Phil Elverum and the Poem that Doesn’t Fit
A Poem from Joan Kyger Reads: “The best thing about the past is that it’s over” when you die. you wake up from the dream that’s your life. Then you grow up and get to be post human in a past that keeps happening ahead of you Initially published in …
A Poem from Joan Kyger Reads:
“The best thing about the past
is that it’s over”
when you die.
you wake up
from the dream
that’s your life.
Then you grow up
and get to be post human
in a past that keeps happening
ahead of you
Initially published in 2003, this poem has recently been emblazoned on Phil Elverum’s new Mount Eerie album, A Crow Looked at Me. For those unfamiliar with the work of Phil Elverum, his work under the pseudonym ‘The Microphones’ and ‘Mount Eerie’ spanning back to the early 90’s has become a defining footmark of the lo-fi folk scene. The musical output of both bands often focussed on grand human-centric themes: mortality, naturalism, spirituality. While his past works have always used poetry and metaphor to examine those themes, A Crow Looks at Me finds avoiding that approach necessary in examining death. More specifically, it examines Phil’s confrontation with death after the passing of his wife Geneviève Castrée in July of 2016.

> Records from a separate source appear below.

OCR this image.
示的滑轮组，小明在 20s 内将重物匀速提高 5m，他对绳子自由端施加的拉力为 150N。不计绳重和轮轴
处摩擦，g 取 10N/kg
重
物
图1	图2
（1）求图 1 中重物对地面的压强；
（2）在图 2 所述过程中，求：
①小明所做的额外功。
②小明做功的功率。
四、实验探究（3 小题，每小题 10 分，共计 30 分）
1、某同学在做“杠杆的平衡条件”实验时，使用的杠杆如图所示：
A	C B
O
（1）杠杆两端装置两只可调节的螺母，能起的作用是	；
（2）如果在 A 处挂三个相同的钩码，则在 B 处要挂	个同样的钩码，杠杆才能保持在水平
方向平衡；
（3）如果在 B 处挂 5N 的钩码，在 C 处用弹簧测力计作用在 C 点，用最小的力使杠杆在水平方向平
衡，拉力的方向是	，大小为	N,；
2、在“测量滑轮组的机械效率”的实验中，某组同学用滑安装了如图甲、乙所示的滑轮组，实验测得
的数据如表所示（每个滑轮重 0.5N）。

This theme is made abundantly clear by the album’s opening lines
“Death is real, someone’s there and then they’re not, and it’s not for singing about, it’s not for making into art.”
The cover then serves as a juxtaposition to what the album actually presents: a set of songs that seem more interested in telling a story or presenting a moment rather than creating a tune about that story. Elverum himself has called it “Barely Music.” The music presented seems almost elemental, as if the sounds existed before they were given a voice. It felt as if the listener was in the same room where Geneviève died. In fact, Elverum had actually recorded in that very room. On “Toothbrush/Trash,” he sings ‘October wind blows, it makes a door close’ as the sound of a door closing is heard in the background. Physical space and minuscule details seem to hold insurmountable grief. I say all of this in an attempt to understand the poem. As a typographer, I find the space it occupies fascinating. It chooses to not align left nor right, claiming a fragmented position that juts outward and inward.

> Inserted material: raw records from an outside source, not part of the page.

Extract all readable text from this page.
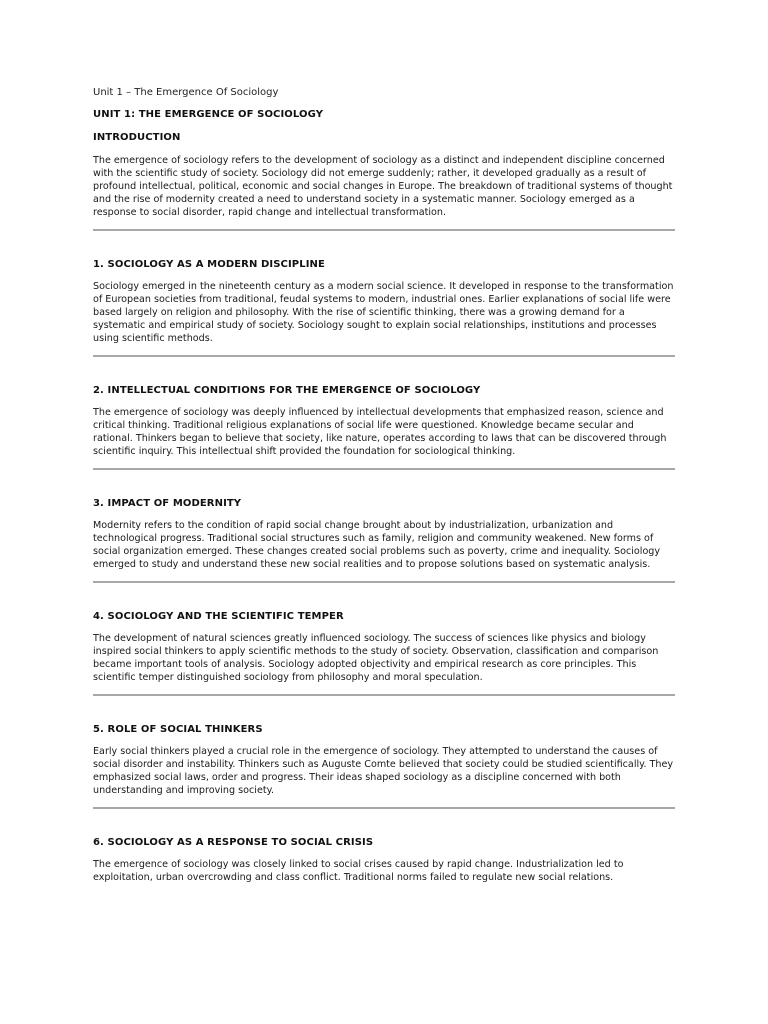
Unit 1 – The Emergence Of Sociology
UNIT 1: THE EMERGENCE OF SOCIOLOGY
INTRODUCTION

The emergence of sociology refers to the development of sociology as a distinct and independent discipline concerned with the scientific study of society. Sociology did not emerge suddenly; rather, it developed gradually as a result of profound intellectual, political, economic and social changes in Europe. The breakdown of traditional systems of thought and the rise of modernity created a need to understand society in a systematic manner. Sociology emerged as a response to social disorder, rapid change and intellectual transformation.

1. SOCIOLOGY AS A MODERN DISCIPLINE

Sociology emerged in the nineteenth century as a modern social science. It developed in response to the transformation of European societies from traditional, feudal systems to modern, industrial ones. Earlier explanations of social life were based largely on religion and philosophy. With the rise of scientific thinking, there was a growing demand for a systematic and empirical study of society. Sociology sought to explain social relationships, institutions and processes using scientific methods.

2. INTELLECTUAL CONDITIONS FOR THE EMERGENCE OF SOCIOLOGY

The emergence of sociology was deeply influenced by intellectual developments that emphasized reason, science and critical thinking. Traditional religious explanations of social life were questioned. Knowledge became secular and rational. Thinkers began to believe that society, like nature, operates according to laws that can be discovered through scientific inquiry. This intellectual shift provided the foundation for sociological thinking.

3. IMPACT OF MODERNITY

Modernity refers to the condition of rapid social change brought about by industrialization, urbanization and technological progress. Traditional social structures such as family, religion and community weakened. New forms of social organization emerged. These changes created social problems such as poverty, crime and inequality. Sociology emerged to study and understand these new social realities and to propose solutions based on systematic analysis.

4. SOCIOLOGY AND THE SCIENTIFIC TEMPER

The development of natural sciences greatly influenced sociology. The success of sciences like physics and biology inspired social thinkers to apply scientific methods to the study of society. Observation, classification and comparison became important tools of analysis. Sociology adopted objectivity and empirical research as core principles. This scientific temper distinguished sociology from philosophy and moral speculation.

5. ROLE OF SOCIAL THINKERS

Early social thinkers played a crucial role in the emergence of sociology. They attempted to understand the causes of social disorder and instability. Thinkers such as Auguste Comte believed that society could be studied scientifically. They emphasized social laws, order and progress. Their ideas shaped sociology as a discipline concerned with both understanding and improving society.

6. SOCIOLOGY AS A RESPONSE TO SOCIAL CRISIS

The emergence of sociology was closely linked to social crises caused by rapid change. Industrialization led to exploitation, urban overcrowding and class conflict. Traditional norms failed to regulate new social relations.
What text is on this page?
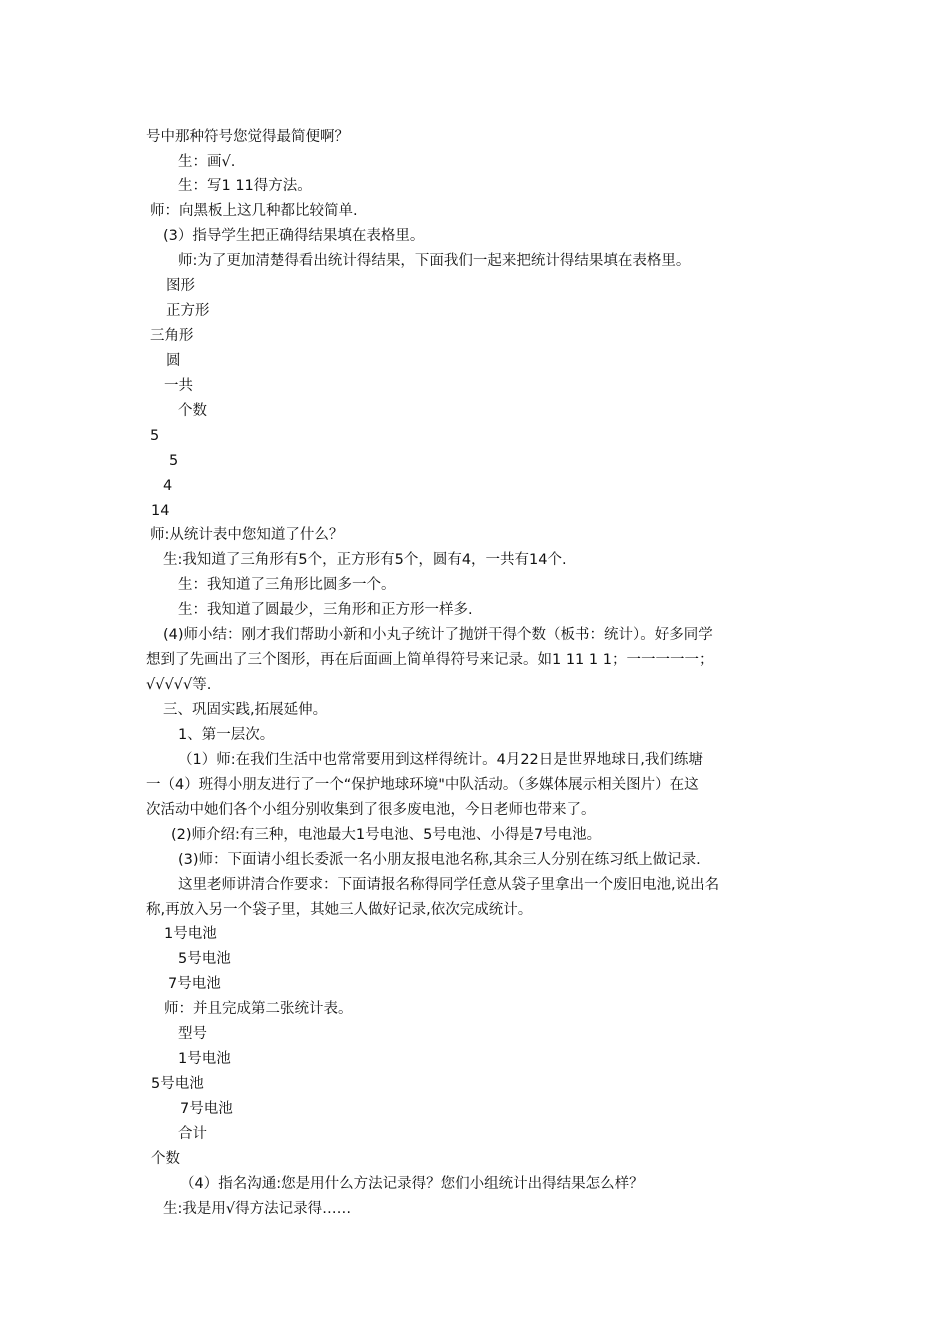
号中那种符号您觉得最简便啊？
生：画√.
生：写1 11得方法。
师：向黑板上这几种都比较简单.
(3）指导学生把正确得结果填在表格里。
师:为了更加清楚得看出统计得结果，下面我们一起来把统计得结果填在表格里。
图形
正方形
三角形
圆
一共
个数
5
5
4
14
师:从统计表中您知道了什么？
生:我知道了三角形有5个，正方形有5个，圆有4，一共有14个.
生：我知道了三角形比圆多一个。
生：我知道了圆最少，三角形和正方形一样多.
(4)师小结：刚才我们帮助小新和小丸子统计了抛饼干得个数（板书：统计）。好多同学
想到了先画出了三个图形，再在后面画上简单得符号来记录。如1 11 1 1；一一一一一；
√√√√√等.
三、巩固实践,拓展延伸。
1、第一层次。
（1）师:在我们生活中也常常要用到这样得统计。4月22日是世界地球日,我们练塘
一（4）班得小朋友进行了一个“保护地球环境"中队活动。（多媒体展示相关图片）在这
次活动中她们各个小组分别收集到了很多废电池，今日老师也带来了。
(2)师介绍:有三种，电池最大1号电池、5号电池、小得是7号电池。
(3)师：下面请小组长委派一名小朋友报电池名称,其余三人分别在练习纸上做记录.
这里老师讲清合作要求：下面请报名称得同学任意从袋子里拿出一个废旧电池,说出名
称,再放入另一个袋子里，其她三人做好记录,依次完成统计。
1号电池
5号电池
7号电池
师：并且完成第二张统计表。
型号
1号电池
5号电池
7号电池
合计
个数
（4）指名沟通:您是用什么方法记录得？您们小组统计出得结果怎么样？
生:我是用√得方法记录得……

It speaks to themes Elverum has explored himself: the states of being human as you grow, with new found attention to death. If the poem suggests relief in being “post-human,” one would assume Phil might find relief in death. But the notion of a past repeating ahead of you is too cyclical, juxtaposing what the author wanting relief from being alive. The poem reads as contending with being both alive and dead, and the space it takes up feels equally undecided as to it’s exact position. Maybe Phil feels the same.